One counterargument is that mtp_flags are only applied when DECODE_MTP_SIZE > 0 (i.e., only MTP-enabled benchmark configs consume them), so non-MTP disagg configs are unaffected. This is a valid point — the two listed config-keys may indeed be the only currently existing benchmark configurations that use these flags. If no other disagg-mtp benchmark configs exist for DeepSeek V3/V3-0324, then the config-keys list could be correct.
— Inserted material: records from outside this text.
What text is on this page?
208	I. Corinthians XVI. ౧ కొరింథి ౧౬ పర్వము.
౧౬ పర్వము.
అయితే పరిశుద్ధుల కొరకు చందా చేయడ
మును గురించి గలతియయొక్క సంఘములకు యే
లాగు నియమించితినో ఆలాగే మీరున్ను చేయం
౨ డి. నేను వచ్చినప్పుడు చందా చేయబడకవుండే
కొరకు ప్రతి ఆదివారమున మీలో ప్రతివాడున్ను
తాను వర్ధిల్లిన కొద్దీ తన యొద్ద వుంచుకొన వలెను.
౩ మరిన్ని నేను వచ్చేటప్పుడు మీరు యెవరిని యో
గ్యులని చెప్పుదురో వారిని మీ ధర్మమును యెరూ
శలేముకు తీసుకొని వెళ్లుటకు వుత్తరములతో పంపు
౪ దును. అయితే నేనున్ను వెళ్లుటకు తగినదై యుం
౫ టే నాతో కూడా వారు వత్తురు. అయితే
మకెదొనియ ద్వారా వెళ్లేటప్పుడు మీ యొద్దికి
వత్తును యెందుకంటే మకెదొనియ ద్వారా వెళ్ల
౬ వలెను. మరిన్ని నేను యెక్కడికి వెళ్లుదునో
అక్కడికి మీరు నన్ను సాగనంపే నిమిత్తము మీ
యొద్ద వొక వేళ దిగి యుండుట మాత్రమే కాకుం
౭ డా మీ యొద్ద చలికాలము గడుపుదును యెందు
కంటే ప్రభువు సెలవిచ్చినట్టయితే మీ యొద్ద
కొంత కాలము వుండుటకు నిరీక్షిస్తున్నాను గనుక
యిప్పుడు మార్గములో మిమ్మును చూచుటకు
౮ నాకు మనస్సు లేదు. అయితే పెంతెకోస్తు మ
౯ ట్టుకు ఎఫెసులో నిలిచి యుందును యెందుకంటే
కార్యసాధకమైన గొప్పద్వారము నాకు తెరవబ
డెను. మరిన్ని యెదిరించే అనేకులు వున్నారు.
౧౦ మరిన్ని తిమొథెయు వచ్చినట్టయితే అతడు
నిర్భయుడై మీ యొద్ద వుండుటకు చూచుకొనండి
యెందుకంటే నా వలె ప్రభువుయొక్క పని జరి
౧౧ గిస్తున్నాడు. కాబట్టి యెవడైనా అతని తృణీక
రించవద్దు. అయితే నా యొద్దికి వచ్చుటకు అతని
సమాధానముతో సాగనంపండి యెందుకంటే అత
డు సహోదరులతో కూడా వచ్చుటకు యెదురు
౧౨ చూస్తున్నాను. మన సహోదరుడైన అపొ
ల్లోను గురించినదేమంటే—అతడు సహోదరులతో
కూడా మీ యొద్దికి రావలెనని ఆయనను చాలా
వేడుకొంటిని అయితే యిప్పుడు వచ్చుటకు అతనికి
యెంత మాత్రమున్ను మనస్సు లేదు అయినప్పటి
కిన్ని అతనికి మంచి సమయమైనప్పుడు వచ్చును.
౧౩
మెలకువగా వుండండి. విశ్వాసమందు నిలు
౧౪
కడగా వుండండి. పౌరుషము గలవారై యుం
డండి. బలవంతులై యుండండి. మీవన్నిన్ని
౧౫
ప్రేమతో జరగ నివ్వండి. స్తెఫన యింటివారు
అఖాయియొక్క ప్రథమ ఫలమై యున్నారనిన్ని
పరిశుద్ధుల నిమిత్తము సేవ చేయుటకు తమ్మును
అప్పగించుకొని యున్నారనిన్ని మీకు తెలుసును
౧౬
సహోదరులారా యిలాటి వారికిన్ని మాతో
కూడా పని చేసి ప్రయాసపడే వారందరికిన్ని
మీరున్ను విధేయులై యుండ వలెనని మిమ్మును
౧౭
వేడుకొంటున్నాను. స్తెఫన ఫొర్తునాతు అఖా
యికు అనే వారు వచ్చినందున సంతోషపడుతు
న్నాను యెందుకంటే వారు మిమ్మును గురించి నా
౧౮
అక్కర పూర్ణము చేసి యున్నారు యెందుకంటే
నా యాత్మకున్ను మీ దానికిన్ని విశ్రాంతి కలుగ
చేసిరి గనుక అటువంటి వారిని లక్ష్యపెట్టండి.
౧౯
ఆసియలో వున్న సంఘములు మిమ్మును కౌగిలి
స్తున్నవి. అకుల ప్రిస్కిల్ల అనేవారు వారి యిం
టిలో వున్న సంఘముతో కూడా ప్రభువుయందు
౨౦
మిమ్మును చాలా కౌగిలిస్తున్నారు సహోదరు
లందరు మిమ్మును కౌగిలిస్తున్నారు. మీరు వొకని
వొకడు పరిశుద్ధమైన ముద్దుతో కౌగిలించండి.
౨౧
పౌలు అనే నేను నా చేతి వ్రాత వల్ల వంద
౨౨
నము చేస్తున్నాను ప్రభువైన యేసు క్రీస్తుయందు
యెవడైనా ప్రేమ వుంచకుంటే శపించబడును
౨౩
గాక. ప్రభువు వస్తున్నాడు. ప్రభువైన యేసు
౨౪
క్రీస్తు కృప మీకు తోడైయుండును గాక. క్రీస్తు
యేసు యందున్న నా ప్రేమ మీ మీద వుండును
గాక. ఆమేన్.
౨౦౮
The author should verify whether any other MTP-enabled benchmarks reference these model entries.

Step-by-step proof

  1. Open perf-changelog.yaml and look at line 970: pr-link: https://github.com/SemiAnalysisAI/InferenceX/pull/XXX.
  2. This is PR test #917, so the link should end in /pull/917.
  3. Look at line 968: description: - "test". Compare with any other entry, e.g., the entry for PR H200 MINIMAX vLLM extend configs  #869 which reads "Extend MiniMax M2.5 FP8 single-node config for H200 with vLLM v0.16.0 (TP8)". The description "test" provides zero information.
  4. The models.yaml diff shows --speculative-num-draft-tokens 3 added to all 6 DeepSeek model mtp_flags entries, but the changelog only references 2 disagg-mtp config-keys.

Impact

If merged as-is, the changelog would contain a broken PR link (pull/XXX leads to a 404), a meaningless description ("test"), and potentially incomplete config-key coverage. Anyone reviewing the performance changelog would not understand what changed or be able to trace it back to the PR.

How to fix

  • Change pr-link to https://github.com/SemiAnalysisAI/InferenceX/pull/917.
  • Replace the description with something like: "Add --speculative-num-draft-tokens 3 to MTP flags for all DeepSeek models in AMD multi-node disagg config".
  • Verify config-keys: confirm whether the two listed disagg-mtp configs are the only MTP-enabled benchmarks consuming these flags, and add any missing ones.

Note: there are 5 pre-existing pull/XXX entries in the file (e.g., H200 SGLang v0.5.9 entry, GLM-5, Qwen3.5 entries), so this is an established pattern for WIP entries. The PR title being "test" suggests this may be a draft, but these placeholders should be resolved before merge.